RE: [split] Verbose cipher? - Koen G - 16-09-2020

(16-09-2020, 07:56 AM)farmerjohn Wrote: You are not allowed to view links. Register or Login to view.As for merging Voynich letters I think it's just trial and error method. One merging pair can produce somewhat predictable result, but the combination of merges is highly volatile. Not speaking about the logic: why qok and qot are being merged, but qop and qof are not?

Yeah it's not completely logical as a supposed encryption system. But I selected frequency as a primary guiding principle, and with a good reason. Anyone who has played around with manipulating entropy will know that for a change to have a decent effect, it needs to affect a decent number of cases. Merging a rare combination of glyphs might in theory be sensible, but it won't show up in your entropy values for the whole text.

So therefore, I focused on the big boys, and used trial and error. But the results aren't entirely random: why does [e] want to remain untouched? [ee, ey, eo, ed] were all part of the top 20, but merging them did not have the desired effects.


RE: [split] Verbose cipher? - ReneZ - 16-09-2020

One complication in this type of experimentation is that in plain languages, there will be some bigrams that are more frequent than some individual characters.

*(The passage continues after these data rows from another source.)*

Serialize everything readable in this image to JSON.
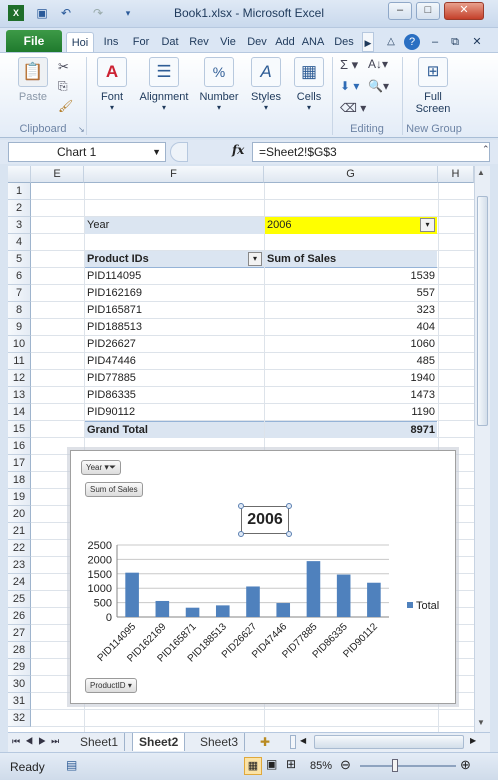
{
  "window": {
    "title": "Book1.xlsx - Microsoft Excel",
    "controls": {
      "minimize": "–",
      "maximize": "□",
      "close": "✕"
    }
  },
  "ribbon": {
    "file_tab": "File",
    "tabs": [
      "Hoi",
      "Ins",
      "For",
      "Dat",
      "Rev",
      "Vie",
      "Dev",
      "Add",
      "ANA",
      "Des"
    ],
    "groups": {
      "clipboard": {
        "label": "Clipboard",
        "paste": "Paste"
      },
      "font": {
        "label": "Font"
      },
      "alignment": {
        "label": "Alignment"
      },
      "number": {
        "label": "Number"
      },
      "styles": {
        "label": "Styles"
      },
      "cells": {
        "label": "Cells"
      },
      "editing": {
        "label": "Editing"
      },
      "new_group": {
        "label": "New Group",
        "full_screen_1": "Full",
        "full_screen_2": "Screen"
      }
    }
  },
  "formula_bar": {
    "name_box": "Chart 1",
    "fx_label": "fx",
    "formula": "=Sheet2!$G$3"
  },
  "grid": {
    "columns": [
      "E",
      "F",
      "G",
      "H"
    ],
    "rows": [
      "1",
      "2",
      "3",
      "4",
      "5",
      "6",
      "7",
      "8",
      "9",
      "10",
      "11",
      "12",
      "13",
      "14",
      "15",
      "16",
      "17",
      "18",
      "19",
      "20",
      "21",
      "22",
      "23",
      "24",
      "25",
      "26",
      "27",
      "28",
      "29",
      "30",
      "31",
      "32"
    ],
    "filter_label": "Year",
    "filter_value": "2006",
    "pivot_header_ids": "Product IDs",
    "pivot_header_sales": "Sum of Sales",
    "pivot_rows": [
      {
        "id": "PID114095",
        "sales": "1539"
      },
      {
        "id": "PID162169",
        "sales": "557"
      },
      {
        "id": "PID165871",
        "sales": "323"
      },
      {
        "id": "PID188513",
        "sales": "404"
      },
      {
        "id": "PID26627",
        "sales": "1060"
      },
      {
        "id": "PID47446",
        "sales": "485"
      },
      {
        "id": "PID77885",
        "sales": "1940"
      },
      {
        "id": "PID86335",
        "sales": "1473"
      },
      {
        "id": "PID90112",
        "sales": "1190"
      }
    ],
    "grand_total_label": "Grand Total",
    "grand_total_value": "8971"
  },
  "chart_data": {
    "type": "bar",
    "title": "2006",
    "categories": [
      "PID114095",
      "PID162169",
      "PID165871",
      "PID188513",
      "PID26627",
      "PID47446",
      "PID77885",
      "PID86335",
      "PID90112"
    ],
    "series": [
      {
        "name": "Total",
        "values": [
          1539,
          557,
          323,
          404,
          1060,
          485,
          1940,
          1473,
          1190
        ],
        "color": "#4f81bd"
      }
    ],
    "ylim": [
      0,
      2500
    ],
    "yticks": [
      "0",
      "500",
      "1000",
      "1500",
      "2000",
      "2500"
    ],
    "grid": true,
    "legend": "right",
    "field_buttons": {
      "year": "Year",
      "sum": "Sum of Sales",
      "product": "ProductID"
    }
  },
  "sheets": {
    "tabs": [
      "Sheet1",
      "Sheet2",
      "Sheet3"
    ],
    "active": "Sheet2"
  },
  "status": {
    "ready": "Ready",
    "zoom": "85%"
  }
}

In the above sentence, there are five occurrences of 'th' but only one 'w'.
That is perhaps a special case, because 'th' is a single phoneme (actually, two different ones).
However, there are also four 're'.

Furthermore, there are probably many trigrams that are more frequent than bigrams and even trigrams that are more frequent than individual characters.

When one starts combining individual characters in the Voynich text, one can therefore never be sure if one is resolving a verbose cipher element, or compressing a frequent bigram.

Another point is the problem that one ends up with too large a character set. That can be resolved by assuming that certain forms refer to the same letter, e.g. (Eva) o=a, k=t, p=f, r=s etc.
While this may seem a 'dangerous' assumption, I believe it should be a necessary component of a 'verbose cipher' approach.